• Home
  • About
  • International Relations
    • Journal Articles
    • Books
  • Journalism
    • Karya Jurnalistik
  • Commentary
  • Lecture
    • Politik Luar Negeri Indonesia
    • Pengantar Hubungan Internasional
    • Bahasa Inggris Diplomasi

Jurnal Asep Setiawan

Jurnal Asep Setiawan

Tag Archives: Teluk

Pasukan Teluk Sekadar Simbol Solidaritas GCC

25 Tuesday Nov 2008

Posted by Setiawan in Archives, Global Politics

≈ Leave a comment

Tags

GCC, Persia, Teluk

 

     SEDIKITNYA ada dua alasan mengapa sejumlah negara mengadakan kerja sama keamanan atau membentuk alainsi. Pertama, karena ada sesuatu yang perlu diamankan. Dalam hal negara-negara Teluk Persia, yang diamankan adalah emas hitam alias minya. Enam negara Dewan Kerja Sama Teluk (GCC-Gulf Cooperation Council) terdiri Arab Saudi Qatar, Kuwait, Bahrain, Oman dan Uni Emirat Arab (UEA).

     Perang Teluk yang melibatkan puluhan negara adalah contoh paling akhir untuk menjelaskan bagaimana minyak harus diamankan. Seluruh dunia termasuk, negara adidaya Amerika Serikat, Jepang dan Masyarakat Eropa Eropa kalang kabut tatkala Irak benar-benar menguasai ladang minyak Kuwait yang kaya raya. Bagi negara industri, minyak adalah darah yang menghidupkan ekonominya. Oleh sebab itu kekuasaan atas minyak bisa membahayakan eksistensi negara Barat umumnya. Kesimpulannya, Irak harus diusir dengan cara apa pun dari Kuwait.

     Alasan kedua, GCC bersedia membentuk pasukan gabungan untuk menjaga

keamanan karena ada yang disebut ‘musuh bersama’ Perasaan terancam kalau-kalau kekayaannya tiba-tiba lenyap karena diambil negara lain, menghinggapi sebagian besar anggota GCC. Kemakmuran yang kini dinikmati sekitar 23 juta penduduk GCC bisa lenyap seketika dan berganti dengan penderitaan bila minyak di tangannya direbut.
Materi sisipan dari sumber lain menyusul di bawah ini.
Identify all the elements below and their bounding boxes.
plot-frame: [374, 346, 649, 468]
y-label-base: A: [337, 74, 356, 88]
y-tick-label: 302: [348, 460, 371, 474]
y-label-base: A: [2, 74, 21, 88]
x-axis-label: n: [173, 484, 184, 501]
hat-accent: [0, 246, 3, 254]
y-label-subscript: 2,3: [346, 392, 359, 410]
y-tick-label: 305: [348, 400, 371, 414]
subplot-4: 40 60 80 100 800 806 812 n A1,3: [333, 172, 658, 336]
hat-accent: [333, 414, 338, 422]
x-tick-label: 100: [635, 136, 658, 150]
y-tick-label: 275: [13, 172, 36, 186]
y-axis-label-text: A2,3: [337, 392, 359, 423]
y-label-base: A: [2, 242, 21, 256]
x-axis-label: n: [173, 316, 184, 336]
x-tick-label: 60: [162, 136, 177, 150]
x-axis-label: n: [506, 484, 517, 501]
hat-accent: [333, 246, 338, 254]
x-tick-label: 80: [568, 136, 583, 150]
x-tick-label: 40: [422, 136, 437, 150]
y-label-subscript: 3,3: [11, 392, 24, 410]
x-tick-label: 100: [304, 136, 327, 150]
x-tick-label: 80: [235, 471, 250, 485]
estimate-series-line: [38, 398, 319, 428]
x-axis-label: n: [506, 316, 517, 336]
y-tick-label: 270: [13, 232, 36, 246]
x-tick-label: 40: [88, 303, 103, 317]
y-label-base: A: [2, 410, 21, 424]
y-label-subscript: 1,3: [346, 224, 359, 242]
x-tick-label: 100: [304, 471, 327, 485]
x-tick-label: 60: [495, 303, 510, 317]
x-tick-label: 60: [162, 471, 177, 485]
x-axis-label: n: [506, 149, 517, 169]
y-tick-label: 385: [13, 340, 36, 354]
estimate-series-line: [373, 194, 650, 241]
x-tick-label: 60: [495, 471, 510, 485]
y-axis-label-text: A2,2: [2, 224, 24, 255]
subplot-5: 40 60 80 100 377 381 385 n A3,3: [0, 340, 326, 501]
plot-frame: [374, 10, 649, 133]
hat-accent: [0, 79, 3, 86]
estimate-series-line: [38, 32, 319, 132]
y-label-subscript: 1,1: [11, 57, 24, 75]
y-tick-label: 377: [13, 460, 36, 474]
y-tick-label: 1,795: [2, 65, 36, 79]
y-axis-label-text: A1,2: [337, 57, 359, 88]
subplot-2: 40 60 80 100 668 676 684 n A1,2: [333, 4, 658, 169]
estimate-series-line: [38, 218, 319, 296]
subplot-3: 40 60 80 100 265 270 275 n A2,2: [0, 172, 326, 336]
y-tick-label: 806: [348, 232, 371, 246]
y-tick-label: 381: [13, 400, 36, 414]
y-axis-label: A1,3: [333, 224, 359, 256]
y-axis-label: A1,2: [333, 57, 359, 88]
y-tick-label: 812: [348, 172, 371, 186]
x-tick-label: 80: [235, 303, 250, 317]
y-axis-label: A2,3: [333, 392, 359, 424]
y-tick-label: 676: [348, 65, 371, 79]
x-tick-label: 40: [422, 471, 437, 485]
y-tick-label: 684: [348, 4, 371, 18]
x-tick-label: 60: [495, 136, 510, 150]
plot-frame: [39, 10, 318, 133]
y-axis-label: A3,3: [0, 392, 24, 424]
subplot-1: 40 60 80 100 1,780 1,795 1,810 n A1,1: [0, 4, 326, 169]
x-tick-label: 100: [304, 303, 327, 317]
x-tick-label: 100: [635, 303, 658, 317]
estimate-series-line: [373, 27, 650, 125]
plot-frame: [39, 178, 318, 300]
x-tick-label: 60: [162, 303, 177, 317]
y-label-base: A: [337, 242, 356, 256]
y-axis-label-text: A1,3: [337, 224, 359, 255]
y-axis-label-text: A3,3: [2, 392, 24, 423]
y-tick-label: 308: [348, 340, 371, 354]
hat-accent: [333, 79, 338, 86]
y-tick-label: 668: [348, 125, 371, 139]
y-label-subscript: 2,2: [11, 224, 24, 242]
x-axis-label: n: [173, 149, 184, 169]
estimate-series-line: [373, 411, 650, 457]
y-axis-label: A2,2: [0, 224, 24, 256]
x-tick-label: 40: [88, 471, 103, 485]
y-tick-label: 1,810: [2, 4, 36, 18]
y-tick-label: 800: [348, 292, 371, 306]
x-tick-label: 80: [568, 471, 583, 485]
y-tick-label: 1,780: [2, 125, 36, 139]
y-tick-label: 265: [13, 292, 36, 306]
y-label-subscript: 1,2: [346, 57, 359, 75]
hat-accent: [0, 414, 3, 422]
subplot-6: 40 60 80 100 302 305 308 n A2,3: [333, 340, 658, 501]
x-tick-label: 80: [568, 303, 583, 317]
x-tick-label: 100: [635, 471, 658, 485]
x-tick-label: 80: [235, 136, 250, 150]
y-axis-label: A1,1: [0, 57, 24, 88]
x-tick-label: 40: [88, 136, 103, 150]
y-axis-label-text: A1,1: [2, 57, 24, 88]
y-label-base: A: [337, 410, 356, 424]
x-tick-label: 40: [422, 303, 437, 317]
     Secara implisit GCC mendefinisikan ‘musuh bersama’ adalah Irak dan Iran, bukan Israel. 

     Irak dicantumkan sebagai sumber ancaman karena penyerbuan ke Kuwait dan fakta bahwa Presiden Saddam Hussein masih berkuasa sekaligus berambisi. Bahkan sampai kini hampir dua tahun setelah kalah di Perang Teluk, Baghdad masih mampu bersilat lidah untuk menghindari perintah yang dicantumkan dalam resolusi Dewan Keamanan PBB yang intinya melucuti seluruh persenjataan pembunuh massal milik regim Saddam.

     Kecerdikan Irak menyembunyikan persenjataannya yang konon disimpan di bawah tanah, dianggap anggota GCC sebagai suatu bahaya laten. Sebagai catatan saja, Irak tidak pernah menarik klaimnya atas Kuwait sebagai propinsi ke-19.

     Iran adalah negara kedua yang jadi perhatian Seikh dan raja minyak di Teluk Persia. Bukan karena Iran juga kaya minyak, tetapi negara tetangga yang berpenduduk lebih dari 59 juta ini sering berlawanan dalam kebijakan politiknya. Jika GCC dekat dengan AS, sebaliknya Teheran menentang kehadiran AS di Teluk.

 

“Peninsula Shield”

     Untuk menciptakan rasa aman, GCC membentuk pasukan gabungan yang disebut Peninsula Shield (Perisai Jazirah). Menurut catatan, pasukan ini sudah ada sejak 1983 dengan markas di Khafr Bateen, Arab Saudi.

     Kekuatan pasukan ini sekitar 10.000 personel dengan tugas utama sebagai kekuatan penggetar. Sejauh ini kegiatan pasukan ini adalah latihan bersama, koordinasi komando dan tukar menukar data intelijen.

     Sultan Qaboos dari Oman mengusulkan peningkatan jumlah pasukan ini sampai 100.000 personel namun tidak mendapat sambutann pada KTT GCC ke-13 yang berlangsung di Abu Dhabi 21-23 Desember.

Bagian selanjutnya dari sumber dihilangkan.